Quoi ? Cet homme qui a surgi en rafale devant le public de l’Opéra de Nice, bondissant, chantant, virevoltant, drôle, émouvant, incarnant un Offenbach plus vrai que nature, était Christophe Barbier – le journaliste à l’écharpe rouge aux analyses pertinentes de la télé ? Ce n’est pas possible ! Il se passe vraiment des choses étonnantes sur notre planète en ce début d’année 2026 !

Eh bien oui, c’était lui ! Lui, transfiguré par la magie du maquillage et du costume, barbe savamment broussailleuse, lorgnon en équilibre sur le nez, tel les portraits anciens du roi de l’opérette. Christophe Barbier a écrit un spectacle Offenbach et les trois empereurs avec une intelligence et une malice narrative qu’on pourrait donner en exemple à bien des historiens de grand chemin. Il venait rappeler à notre époque qu’il existe une vertu supérieure à la gravité : la légèreté. Déclamant avec le panache d’un comédien professionnel, dansant, sautant, chantant (… et chantant juste et en rythme!), il nous a étonnés. Dans le monde des journalistes où la suffisance supplée souvent l’inculture, il apparaît comme une rareté. Sa dimension culturelle et sa sensibilité artistique ne peuvent qu’influer dans sa compréhension du monde.

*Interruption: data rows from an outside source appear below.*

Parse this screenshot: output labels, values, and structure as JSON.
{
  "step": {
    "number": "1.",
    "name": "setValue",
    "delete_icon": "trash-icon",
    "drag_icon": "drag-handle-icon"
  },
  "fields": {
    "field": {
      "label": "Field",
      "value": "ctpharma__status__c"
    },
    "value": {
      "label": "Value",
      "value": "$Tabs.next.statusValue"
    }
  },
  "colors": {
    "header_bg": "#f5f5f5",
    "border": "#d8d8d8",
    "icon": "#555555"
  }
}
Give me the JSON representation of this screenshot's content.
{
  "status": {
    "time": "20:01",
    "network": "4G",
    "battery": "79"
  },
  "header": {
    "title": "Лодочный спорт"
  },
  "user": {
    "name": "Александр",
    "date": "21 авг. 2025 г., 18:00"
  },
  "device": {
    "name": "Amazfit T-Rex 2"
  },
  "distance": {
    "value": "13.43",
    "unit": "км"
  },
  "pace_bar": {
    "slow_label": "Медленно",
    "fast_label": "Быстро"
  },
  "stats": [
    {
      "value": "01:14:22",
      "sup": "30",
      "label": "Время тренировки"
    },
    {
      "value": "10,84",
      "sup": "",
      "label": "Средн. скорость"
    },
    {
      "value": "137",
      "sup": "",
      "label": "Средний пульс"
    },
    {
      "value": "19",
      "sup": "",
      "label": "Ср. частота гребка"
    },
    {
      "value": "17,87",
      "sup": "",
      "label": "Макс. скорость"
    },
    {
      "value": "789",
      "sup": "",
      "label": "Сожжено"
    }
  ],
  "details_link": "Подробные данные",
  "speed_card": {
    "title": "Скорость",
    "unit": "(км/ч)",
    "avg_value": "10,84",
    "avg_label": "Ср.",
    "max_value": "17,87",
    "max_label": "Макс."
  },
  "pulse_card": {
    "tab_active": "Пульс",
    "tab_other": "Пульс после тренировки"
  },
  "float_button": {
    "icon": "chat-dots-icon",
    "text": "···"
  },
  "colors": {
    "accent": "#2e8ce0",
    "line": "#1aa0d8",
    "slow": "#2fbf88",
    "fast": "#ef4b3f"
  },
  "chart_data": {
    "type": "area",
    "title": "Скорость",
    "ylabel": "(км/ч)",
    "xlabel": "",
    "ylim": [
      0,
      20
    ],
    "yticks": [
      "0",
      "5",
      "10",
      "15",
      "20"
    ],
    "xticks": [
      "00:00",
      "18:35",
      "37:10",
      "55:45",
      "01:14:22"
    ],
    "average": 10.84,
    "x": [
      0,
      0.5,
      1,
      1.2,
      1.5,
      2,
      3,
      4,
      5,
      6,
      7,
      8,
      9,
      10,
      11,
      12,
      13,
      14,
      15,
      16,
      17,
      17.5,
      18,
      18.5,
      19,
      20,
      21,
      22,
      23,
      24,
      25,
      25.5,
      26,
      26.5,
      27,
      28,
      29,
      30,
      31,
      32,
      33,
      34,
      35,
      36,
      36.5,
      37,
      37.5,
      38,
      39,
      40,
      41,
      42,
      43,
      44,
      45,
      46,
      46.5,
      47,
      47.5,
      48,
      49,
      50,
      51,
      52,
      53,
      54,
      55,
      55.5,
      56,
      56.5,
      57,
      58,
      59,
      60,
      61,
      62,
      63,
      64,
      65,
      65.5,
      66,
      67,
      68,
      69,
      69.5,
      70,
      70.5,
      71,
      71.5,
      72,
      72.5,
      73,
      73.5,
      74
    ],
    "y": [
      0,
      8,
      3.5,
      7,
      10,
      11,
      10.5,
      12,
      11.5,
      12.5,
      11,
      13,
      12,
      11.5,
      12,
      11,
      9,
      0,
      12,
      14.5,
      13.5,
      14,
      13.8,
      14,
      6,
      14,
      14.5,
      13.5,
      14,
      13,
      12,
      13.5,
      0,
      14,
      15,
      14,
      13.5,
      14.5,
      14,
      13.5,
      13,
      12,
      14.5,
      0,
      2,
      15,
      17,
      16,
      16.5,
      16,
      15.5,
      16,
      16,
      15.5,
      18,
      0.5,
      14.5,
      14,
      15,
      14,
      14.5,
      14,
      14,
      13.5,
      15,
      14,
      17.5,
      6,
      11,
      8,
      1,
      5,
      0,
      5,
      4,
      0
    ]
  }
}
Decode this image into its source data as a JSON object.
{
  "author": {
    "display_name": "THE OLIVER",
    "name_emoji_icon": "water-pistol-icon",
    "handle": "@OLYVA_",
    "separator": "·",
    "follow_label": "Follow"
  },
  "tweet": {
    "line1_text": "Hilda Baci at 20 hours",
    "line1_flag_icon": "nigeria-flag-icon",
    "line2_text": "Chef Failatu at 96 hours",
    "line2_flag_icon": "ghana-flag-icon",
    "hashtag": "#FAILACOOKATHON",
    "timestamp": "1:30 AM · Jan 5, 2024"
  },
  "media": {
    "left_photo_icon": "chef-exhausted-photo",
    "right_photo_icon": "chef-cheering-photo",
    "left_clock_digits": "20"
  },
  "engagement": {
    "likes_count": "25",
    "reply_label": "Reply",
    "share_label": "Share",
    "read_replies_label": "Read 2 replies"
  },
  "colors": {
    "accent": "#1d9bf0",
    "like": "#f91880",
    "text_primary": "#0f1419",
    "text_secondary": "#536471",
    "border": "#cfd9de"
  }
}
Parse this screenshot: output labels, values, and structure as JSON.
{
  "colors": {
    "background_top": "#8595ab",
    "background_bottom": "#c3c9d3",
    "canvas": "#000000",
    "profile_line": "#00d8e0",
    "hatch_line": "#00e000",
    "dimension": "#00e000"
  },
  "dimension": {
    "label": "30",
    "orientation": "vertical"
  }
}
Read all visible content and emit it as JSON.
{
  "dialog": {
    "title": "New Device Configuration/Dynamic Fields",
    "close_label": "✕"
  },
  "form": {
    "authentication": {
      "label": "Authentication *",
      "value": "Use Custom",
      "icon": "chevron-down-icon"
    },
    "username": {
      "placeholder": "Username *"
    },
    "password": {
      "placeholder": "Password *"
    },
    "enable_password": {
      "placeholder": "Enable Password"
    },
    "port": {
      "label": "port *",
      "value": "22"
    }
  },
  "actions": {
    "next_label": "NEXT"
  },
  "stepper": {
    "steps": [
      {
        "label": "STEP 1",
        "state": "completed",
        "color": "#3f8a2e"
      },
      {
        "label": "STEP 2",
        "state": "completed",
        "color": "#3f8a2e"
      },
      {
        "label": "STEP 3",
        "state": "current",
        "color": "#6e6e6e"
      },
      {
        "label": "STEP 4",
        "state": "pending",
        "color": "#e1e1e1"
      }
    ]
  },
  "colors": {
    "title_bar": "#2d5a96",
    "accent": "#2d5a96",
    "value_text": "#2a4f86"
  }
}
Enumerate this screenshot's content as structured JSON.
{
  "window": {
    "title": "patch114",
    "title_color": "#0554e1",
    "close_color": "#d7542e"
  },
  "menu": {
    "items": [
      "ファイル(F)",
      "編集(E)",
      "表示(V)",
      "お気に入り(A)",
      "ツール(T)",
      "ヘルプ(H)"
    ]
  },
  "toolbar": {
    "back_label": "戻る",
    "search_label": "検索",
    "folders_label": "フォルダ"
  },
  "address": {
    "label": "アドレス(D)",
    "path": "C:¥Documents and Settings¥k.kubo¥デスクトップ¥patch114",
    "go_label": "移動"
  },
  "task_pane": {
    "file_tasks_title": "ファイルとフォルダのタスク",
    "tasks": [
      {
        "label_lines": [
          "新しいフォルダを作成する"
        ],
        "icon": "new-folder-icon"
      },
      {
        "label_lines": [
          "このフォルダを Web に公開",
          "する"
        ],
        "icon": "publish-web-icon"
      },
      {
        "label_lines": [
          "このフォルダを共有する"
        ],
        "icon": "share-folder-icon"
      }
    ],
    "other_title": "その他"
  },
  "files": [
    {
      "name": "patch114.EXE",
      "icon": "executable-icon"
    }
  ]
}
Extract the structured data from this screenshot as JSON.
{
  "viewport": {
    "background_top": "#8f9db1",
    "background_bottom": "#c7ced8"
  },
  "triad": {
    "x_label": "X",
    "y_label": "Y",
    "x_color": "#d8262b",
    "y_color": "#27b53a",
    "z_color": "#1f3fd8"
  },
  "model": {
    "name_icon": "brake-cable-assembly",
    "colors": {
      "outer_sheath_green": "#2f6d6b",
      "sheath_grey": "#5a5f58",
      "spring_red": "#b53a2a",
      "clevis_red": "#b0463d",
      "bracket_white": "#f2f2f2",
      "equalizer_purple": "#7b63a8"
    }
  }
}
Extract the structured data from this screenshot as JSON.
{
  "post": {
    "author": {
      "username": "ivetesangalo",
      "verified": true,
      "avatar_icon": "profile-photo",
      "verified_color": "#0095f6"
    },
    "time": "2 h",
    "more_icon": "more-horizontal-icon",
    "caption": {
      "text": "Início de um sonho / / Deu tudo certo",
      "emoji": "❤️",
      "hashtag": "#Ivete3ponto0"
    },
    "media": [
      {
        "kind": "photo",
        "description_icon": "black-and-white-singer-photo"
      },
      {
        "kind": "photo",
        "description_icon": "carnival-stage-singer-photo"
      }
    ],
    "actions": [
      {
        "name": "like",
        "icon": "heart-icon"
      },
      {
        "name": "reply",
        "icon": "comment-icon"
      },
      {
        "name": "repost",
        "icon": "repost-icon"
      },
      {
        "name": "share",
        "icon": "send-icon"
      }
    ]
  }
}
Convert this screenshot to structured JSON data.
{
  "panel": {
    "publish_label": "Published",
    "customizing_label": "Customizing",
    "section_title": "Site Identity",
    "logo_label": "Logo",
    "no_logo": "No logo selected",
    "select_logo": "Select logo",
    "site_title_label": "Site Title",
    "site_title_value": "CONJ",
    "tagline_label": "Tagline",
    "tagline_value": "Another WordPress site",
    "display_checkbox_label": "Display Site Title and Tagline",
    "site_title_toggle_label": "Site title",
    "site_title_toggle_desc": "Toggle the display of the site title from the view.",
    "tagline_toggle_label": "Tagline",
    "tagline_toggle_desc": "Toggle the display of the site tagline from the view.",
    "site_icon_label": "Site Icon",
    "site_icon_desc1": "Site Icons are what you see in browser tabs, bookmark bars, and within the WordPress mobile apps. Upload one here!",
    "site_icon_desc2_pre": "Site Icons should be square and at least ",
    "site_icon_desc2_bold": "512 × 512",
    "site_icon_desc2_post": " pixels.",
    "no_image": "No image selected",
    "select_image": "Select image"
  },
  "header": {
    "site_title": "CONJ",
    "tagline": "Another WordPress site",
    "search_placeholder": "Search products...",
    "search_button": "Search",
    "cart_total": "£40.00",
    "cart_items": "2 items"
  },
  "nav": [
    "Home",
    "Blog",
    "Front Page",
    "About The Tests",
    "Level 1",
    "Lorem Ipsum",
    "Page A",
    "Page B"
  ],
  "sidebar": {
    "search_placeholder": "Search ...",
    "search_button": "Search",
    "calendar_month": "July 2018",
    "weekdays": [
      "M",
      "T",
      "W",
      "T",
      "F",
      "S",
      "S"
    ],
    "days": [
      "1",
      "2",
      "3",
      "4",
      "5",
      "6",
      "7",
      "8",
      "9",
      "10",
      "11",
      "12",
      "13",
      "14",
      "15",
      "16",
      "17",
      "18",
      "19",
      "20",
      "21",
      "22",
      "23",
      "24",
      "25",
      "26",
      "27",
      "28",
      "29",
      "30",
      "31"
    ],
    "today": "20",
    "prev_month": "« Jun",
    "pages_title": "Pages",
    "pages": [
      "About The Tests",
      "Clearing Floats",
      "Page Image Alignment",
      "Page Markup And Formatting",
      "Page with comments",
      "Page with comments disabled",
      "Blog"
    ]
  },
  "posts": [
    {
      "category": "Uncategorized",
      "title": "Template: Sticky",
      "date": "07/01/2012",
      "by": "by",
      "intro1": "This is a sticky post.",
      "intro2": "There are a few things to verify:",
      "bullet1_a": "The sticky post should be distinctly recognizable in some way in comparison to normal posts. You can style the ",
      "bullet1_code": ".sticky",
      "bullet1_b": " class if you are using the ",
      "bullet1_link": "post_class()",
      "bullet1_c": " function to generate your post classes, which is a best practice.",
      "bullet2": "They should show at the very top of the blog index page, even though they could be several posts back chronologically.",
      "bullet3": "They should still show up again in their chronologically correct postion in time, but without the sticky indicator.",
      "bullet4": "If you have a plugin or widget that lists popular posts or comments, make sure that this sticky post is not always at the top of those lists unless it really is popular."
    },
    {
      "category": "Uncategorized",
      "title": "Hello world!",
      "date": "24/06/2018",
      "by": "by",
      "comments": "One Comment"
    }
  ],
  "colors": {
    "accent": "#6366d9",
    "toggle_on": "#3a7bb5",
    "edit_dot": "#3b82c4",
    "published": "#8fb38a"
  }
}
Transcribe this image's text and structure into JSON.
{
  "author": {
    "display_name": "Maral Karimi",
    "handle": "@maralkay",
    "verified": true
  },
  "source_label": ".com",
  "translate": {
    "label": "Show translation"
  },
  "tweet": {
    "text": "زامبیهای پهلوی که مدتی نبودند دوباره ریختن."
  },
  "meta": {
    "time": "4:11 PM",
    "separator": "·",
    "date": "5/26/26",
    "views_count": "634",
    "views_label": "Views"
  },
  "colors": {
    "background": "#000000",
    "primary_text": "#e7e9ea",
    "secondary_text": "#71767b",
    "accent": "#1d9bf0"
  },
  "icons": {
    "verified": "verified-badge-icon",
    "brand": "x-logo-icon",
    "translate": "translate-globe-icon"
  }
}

Une jeune cantatrice, Pauline Courtin, l’accompagnait dans un tourbillon d’airs de La Belle Hélène, Orphée aux enfers, La Grande Duchesse de Gérolstein, la Périchole. Un régal de cantatrice ! Avec sa souplesse vocale, son timbre chatoyant, ses mimiques enjôleuses, elle incarnait Hortense Schneider, la cantatrice fétiche d’Offenbach. On ignore la nature exacte des relations amicales ou amoureuses qui existèrent entre le compositeur et sa diva, mais une chose est sûre : Offenbach, ce soir, serait devenu fou de Pauline !
Le spectacle était enrichi de la présence du pianiste Vadim Sher, musicien, comédien. Au premier rang du public se trouvait une descendante du compositeur, Tatiana Offenbach. Mutin, Christophe Barbier l’entraîna dans une valse. Au fait, sait-elle si son aïeul, lorsqu’il entrait dans les salons politiques de l’époque, portait une écharpe rouge?